Which major political achievements are identified as being implemented in the EHEA? Which countries has the literature featured more in terms of (comparative) policy implementation in these last 20 years? Has the process triggered similar HE reforms in other countries besides the EHEA members? By other words, being the participation and cooperation of the signatory countries voluntary, which (political) mechanisms did the Bologna process used during these 2 decades that made it so visible and attractive at the global level? The authors aim to reflect upon these questions based on a systematic literature review using peer-reviewed-only material extracted from the Elsevier’s Scopus database. The choice to search only on this database, instead of broadening the search to the Thomson Reuters Web of Science (WoS, eg) database, lays on the fact that Scopus is the largest abstract and citation database of peer-reviewed literature and it contains the most important journals in terms of our research topic (iit indexes 50% more journals in the social sciences than WoS, Carvalho & Queirós 2019).

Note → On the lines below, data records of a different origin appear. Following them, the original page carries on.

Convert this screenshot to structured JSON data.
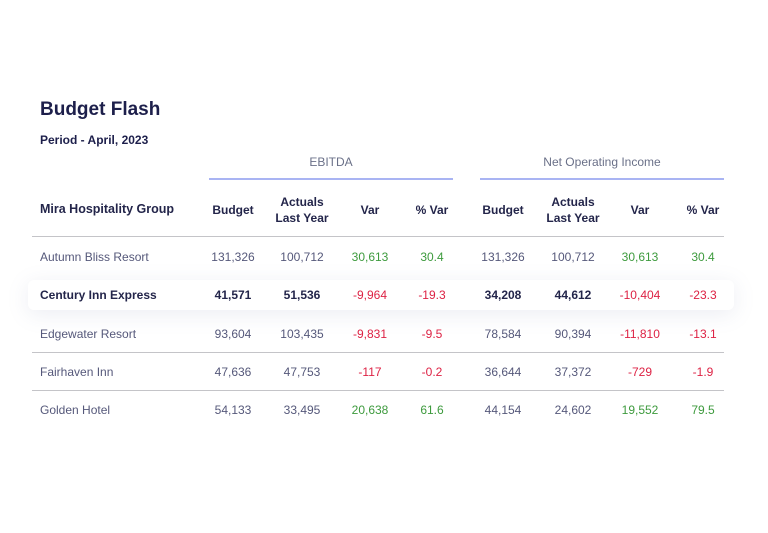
{
  "title": "Budget Flash",
  "period": "Period - April, 2023",
  "groups": [
    "EBITDA",
    "Net Operating Income"
  ],
  "company": "Mira Hospitality Group",
  "columns": [
    "Budget",
    "Actuals Last Year",
    "Var",
    "% Var"
  ],
  "colors": {
    "positive": "#3d9a3d",
    "negative": "#dd2244",
    "accent_line": "#a9b4f3"
  },
  "rows": [
    {
      "name": "Autumn Bliss Resort",
      "values": [
        "131,326",
        "100,712",
        "30,613",
        "30.4",
        "131,326",
        "100,712",
        "30,613",
        "30.4"
      ]
    },
    {
      "name": "Century Inn Express",
      "highlighted": true,
      "values": [
        "41,571",
        "51,536",
        "-9,964",
        "-19.3",
        "34,208",
        "44,612",
        "-10,404",
        "-23.3"
      ]
    },
    {
      "name": "Edgewater Resort",
      "values": [
        "93,604",
        "103,435",
        "-9,831",
        "-9.5",
        "78,584",
        "90,394",
        "-11,810",
        "-13.1"
      ]
    },
    {
      "name": "Fairhaven Inn",
      "values": [
        "47,636",
        "47,753",
        "-117",
        "-0.2",
        "36,644",
        "37,372",
        "-729",
        "-1.9"
      ]
    },
    {
      "name": "Golden Hotel",
      "values": [
        "54,133",
        "33,495",
        "20,638",
        "61.6",
        "44,154",
        "24,602",
        "19,552",
        "79.5"
      ]
    }
  ]
}
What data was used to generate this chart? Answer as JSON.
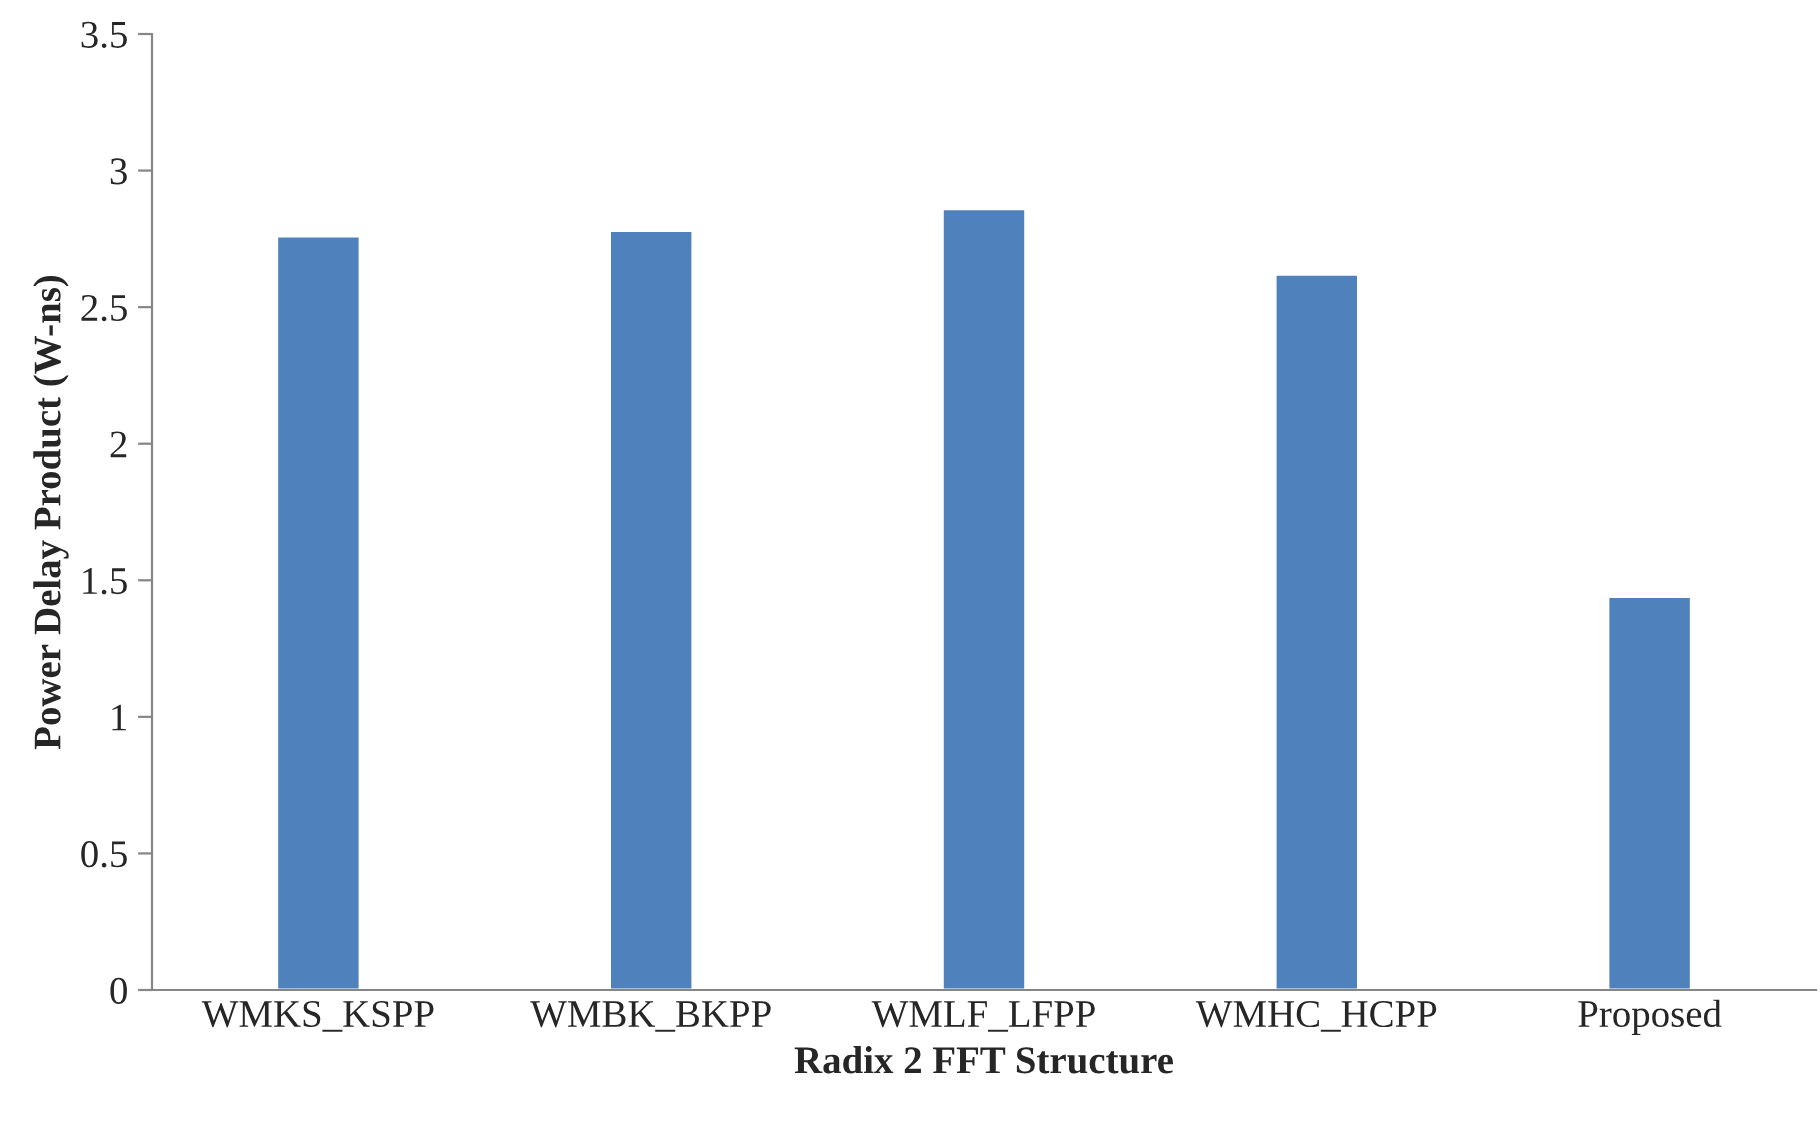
{
  "chart_data": {
    "type": "bar",
    "xlabel": "Radix 2 FFT Structure",
    "ylabel": "Power Delay Product (W-ns)",
    "categories": [
      "WMKS_KSPP",
      "WMBK_BKPP",
      "WMLF_LFPP",
      "WMHC_HCPP",
      "Proposed"
    ],
    "values": [
      2.76,
      2.78,
      2.86,
      2.62,
      1.44
    ],
    "color": "#4f81bd",
    "ylim": [
      0,
      3.5
    ],
    "yticks": [
      0,
      0.5,
      1,
      1.5,
      2,
      2.5,
      3,
      3.5
    ],
    "grid": false
  }
}
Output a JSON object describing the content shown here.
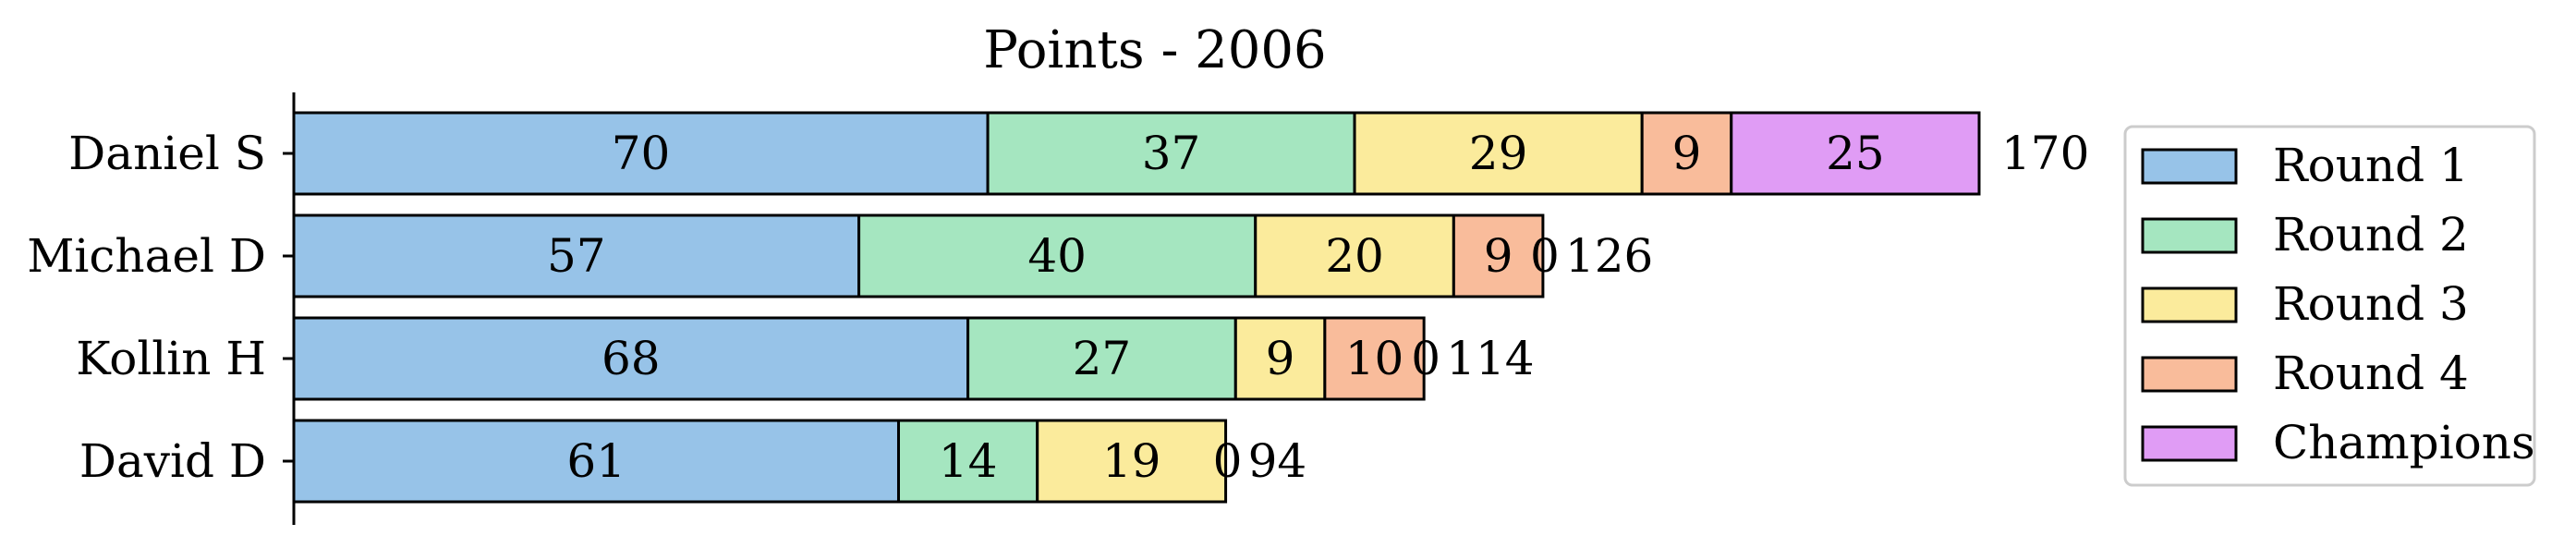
{
  "chart_data": {
    "type": "bar",
    "orientation": "horizontal",
    "stacked": true,
    "title": "Points - 2006",
    "xlabel": "",
    "ylabel": "",
    "categories": [
      "Daniel S",
      "Michael D",
      "Kollin H",
      "David D"
    ],
    "series": [
      {
        "name": "Round 1",
        "color": "#97c3e8",
        "values": [
          70,
          57,
          68,
          61
        ]
      },
      {
        "name": "Round 2",
        "color": "#a5e6c0",
        "values": [
          37,
          40,
          27,
          14
        ]
      },
      {
        "name": "Round 3",
        "color": "#fbeb9c",
        "values": [
          29,
          20,
          9,
          19
        ]
      },
      {
        "name": "Round 4",
        "color": "#f9bc9b",
        "values": [
          9,
          9,
          10,
          0
        ]
      },
      {
        "name": "Champions",
        "color": "#e09cf5",
        "values": [
          25,
          0,
          0,
          0
        ]
      }
    ],
    "totals": [
      170,
      126,
      114,
      94
    ],
    "xlim": [
      0,
      170
    ],
    "grid": false,
    "legend_position": "right",
    "edge_color": "#000000"
  }
}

Moreover, focusing only in this database allows to simplify and tune the focus of our work, as previous research in both databases (Diogo 2016) evidenced the challenge to aggregate and make sense of the literature in this domain. We searched then combined expressions always attached with the term ‘Bologna process’, namely ‘policy implementation’; ‘HE modernization’; ‘intergovernmental cooperation’; ‘institutional cooperation’; ‘staff mobility’; ‘HE reform’ in articles and chapters on the “Social Sciences”, “Business, Management and Accounting” and “Arts and Humanities” areas. From the documents obtained, the literature was analyzed by identifying which other issues were discussed within the “Bologna umbrella” and how these have been approached. With respect to policy implementation, some references are made to the use of the Open Method of Coordination as a mechanism to promote coordination and commitment among the signatory countries plus multilateral conferences. Curiously, few results pop up using the expression ‘intergovernmental cooperation’ (only 4), and the focus range from legal aspects (Garben 2010) to challenges and opportunities associated with the internationalisation of education (Lebedeva 2017). Additionally, the literature also evidences a substantial increase in the popularisation of the process in non-EU countries
Keywords:
Bologna process, EHEA, intergovernmental cooperation, policy implementation, Higher Education.